I'm curious as to why the American edition of your latest book has such a radically different title from that released in Canada and Great Britain? Considering the story line I thought A Cure For All Diseases was a highly appropriate title
My American publisher assured me that for reasons I still fail to understand, A Cure For All Diseases would not signify anything to an American audience. Across the border in Canada they had no such problem. In fact given the choice of the two titles, they opted for A Cure… nem con! What the American choice does have going for it is that it’s a direct quote from Sanditon. I’d put it on my list of possibles when I was still looking for a title as I wrote the book, but nobody over here liked it and as the book developed, I could see it wasn’t really suitable myself. But in New York they seized upon it with glee, and I hope that sales figures will prove they know their market!
The idea of Andy Dalziel attending a "health spa" was funny enough on it's own, but to find him plunked down in the midst of a town filled that's billing itself as a centre for "New Age" health treatments brings the words Bull and China shop to mind. What inspired that particular combination?

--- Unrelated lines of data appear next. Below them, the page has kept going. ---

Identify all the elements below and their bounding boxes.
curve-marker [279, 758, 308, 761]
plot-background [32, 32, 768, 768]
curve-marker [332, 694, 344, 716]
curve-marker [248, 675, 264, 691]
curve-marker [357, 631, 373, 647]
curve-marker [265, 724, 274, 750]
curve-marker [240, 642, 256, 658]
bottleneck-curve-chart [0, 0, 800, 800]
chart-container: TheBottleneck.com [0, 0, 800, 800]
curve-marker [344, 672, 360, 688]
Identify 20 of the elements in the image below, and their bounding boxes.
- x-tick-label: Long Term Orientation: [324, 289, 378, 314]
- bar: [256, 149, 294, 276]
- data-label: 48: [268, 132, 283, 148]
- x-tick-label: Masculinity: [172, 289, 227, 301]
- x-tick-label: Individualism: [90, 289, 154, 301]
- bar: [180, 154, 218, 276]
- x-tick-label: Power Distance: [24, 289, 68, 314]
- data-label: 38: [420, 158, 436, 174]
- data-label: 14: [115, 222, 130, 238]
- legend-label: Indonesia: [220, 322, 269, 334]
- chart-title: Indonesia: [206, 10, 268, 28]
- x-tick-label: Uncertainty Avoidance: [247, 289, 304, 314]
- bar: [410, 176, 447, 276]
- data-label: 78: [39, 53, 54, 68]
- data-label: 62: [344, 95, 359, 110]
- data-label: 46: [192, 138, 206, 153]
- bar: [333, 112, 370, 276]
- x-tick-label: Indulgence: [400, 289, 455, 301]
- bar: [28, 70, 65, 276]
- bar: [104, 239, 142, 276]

This really all came out of JA’s (Jane Austen) Sanditon, the theme of which was clearly going to be absurdities which always dance attendance on the new, whether it’s in art or fashion or healing or anything. It’s time alone that tells us what works and what is merely daft. There is real healing going on in my Sandytown, and that’s why Dalziel is there. But all the alternative stuff’s there too, a lot of treatments that mainstream medicine would like to dismiss out of hand, but which are proving remarkably resilient. With Dalziel in need of somewhere to convalesce after his explosive experience, this updating of 19th century Sanditon to 21st-century Sandytown seemed the perfect place for him. He too, remember, is in a somewhat ambiguous state!
At some point even Andy Dalziel will have to consider retirement, have you given any thought to what the future might hold if that ever came to pass?
As those who have read my novella "One Small Step" will know, next year, if I am spared, I will have reached a time that seemed so far ahead back in 1990 that I was able to imagine Andy Dalziel coming out of gouty retirement to investigate the first murder on the moon. How I will reconcile this with his continued presence in Mid Yorkshire as a very active head of CID I have not yet worked out. One thing I am certain of – my lively, imaginative and hugely intelligent readership, having come thus far along this always winding and often perilous path with me, will not be daunted by whatever outrageous explanation presents itself.
Perhaps it has all been a dream….
I don't think we have to worry too much whether Reginald Hill will be able to figure out some innovative means of reconciling his truth and fiction. As he's proven so many times in the past he never seems at a loss for an inventive plot. I would like to take this opportunity to thank him for answering the questions I posed with the same intelligence and humour that he brings to all his writing.